Institutional dimensions of the livelihoods systems in Andean forests, especially in relation to collective action responses to threats associated with social and environmental processes.

Links between sustainable land management practices and the provision of key ecosystem goods and services.

Demand patterns of ecosystem goods and services and connection between stakeholders in territories, through externalities associated with land use regimes (e.g. agriculture – irrigation – agrochemical pollution).

Social and economic viability of sustainable productive alternatives, including low carbon agriculture and diversification of economic activities into other sectors.

Development of observation tools for social and environmental processes, appropriate for the heterogeneity of the Andean forest landscapes (Echavarria 1998).

©Jan R. Baiker
©Jan R. Baiker

Governance schemes not effective enough

A key element of any strategy for the sustainable management of landscapes and ecosystems of Andean forests is to have governance schemes that facilitate the articulation, communication and coordination of actors with different objectives, roles, interests and abilities.
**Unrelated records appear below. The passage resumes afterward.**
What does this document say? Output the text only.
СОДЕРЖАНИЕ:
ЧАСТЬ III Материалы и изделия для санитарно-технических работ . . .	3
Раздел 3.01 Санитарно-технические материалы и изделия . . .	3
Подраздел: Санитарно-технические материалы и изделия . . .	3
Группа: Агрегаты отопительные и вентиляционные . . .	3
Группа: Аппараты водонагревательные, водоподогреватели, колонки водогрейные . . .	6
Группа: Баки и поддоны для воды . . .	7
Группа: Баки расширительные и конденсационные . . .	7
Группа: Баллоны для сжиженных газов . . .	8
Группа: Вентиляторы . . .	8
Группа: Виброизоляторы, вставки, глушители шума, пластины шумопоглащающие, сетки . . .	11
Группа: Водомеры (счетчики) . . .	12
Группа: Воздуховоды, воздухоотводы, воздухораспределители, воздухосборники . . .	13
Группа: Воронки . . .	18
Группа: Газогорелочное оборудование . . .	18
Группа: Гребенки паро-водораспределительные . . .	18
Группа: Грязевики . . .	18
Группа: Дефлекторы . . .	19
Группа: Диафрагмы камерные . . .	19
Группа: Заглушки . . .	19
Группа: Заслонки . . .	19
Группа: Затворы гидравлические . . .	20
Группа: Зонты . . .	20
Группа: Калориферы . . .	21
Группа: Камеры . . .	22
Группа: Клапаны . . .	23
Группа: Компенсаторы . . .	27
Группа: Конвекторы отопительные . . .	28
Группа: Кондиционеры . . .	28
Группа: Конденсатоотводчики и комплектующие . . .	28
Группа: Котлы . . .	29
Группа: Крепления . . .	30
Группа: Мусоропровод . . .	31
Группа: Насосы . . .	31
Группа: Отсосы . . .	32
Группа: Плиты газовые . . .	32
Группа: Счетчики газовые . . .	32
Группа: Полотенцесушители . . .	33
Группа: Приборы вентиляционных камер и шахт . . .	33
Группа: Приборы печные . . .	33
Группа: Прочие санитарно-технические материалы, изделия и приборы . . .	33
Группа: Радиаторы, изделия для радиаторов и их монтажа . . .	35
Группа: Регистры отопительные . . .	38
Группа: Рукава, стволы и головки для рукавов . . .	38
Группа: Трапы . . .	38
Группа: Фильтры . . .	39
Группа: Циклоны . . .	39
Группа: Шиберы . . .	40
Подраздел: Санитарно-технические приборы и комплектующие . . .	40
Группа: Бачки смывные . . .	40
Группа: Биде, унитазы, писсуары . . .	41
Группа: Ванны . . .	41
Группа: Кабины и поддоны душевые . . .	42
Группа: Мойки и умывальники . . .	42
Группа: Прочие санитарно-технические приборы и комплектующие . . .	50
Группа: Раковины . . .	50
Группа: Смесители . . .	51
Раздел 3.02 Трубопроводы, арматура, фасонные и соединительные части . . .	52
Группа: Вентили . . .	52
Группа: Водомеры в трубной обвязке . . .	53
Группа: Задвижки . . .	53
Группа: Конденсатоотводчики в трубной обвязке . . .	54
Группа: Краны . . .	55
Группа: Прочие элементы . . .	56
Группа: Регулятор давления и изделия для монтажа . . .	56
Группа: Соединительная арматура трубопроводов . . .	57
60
In this respect, little is still known about the factors that promote successful responses for the sustainable management of ecosystems and the benefits they generate, including but not limiting to perceptions of scarcity, characteristics of groups of users (e.g. heterogeneity, dependence on resources, internal conflicts), and resource characteristics (e.g. spatial distribution, economic value) (Ostrom 2009; Oldekop et al. 2012). In a context of decentralized environmental governance in the Andes, the needs to characterize and meet the challenges associated with the coordination between actors at different levels of governance (e.g. central and local governments) and actors at the same level of governance become even more critical.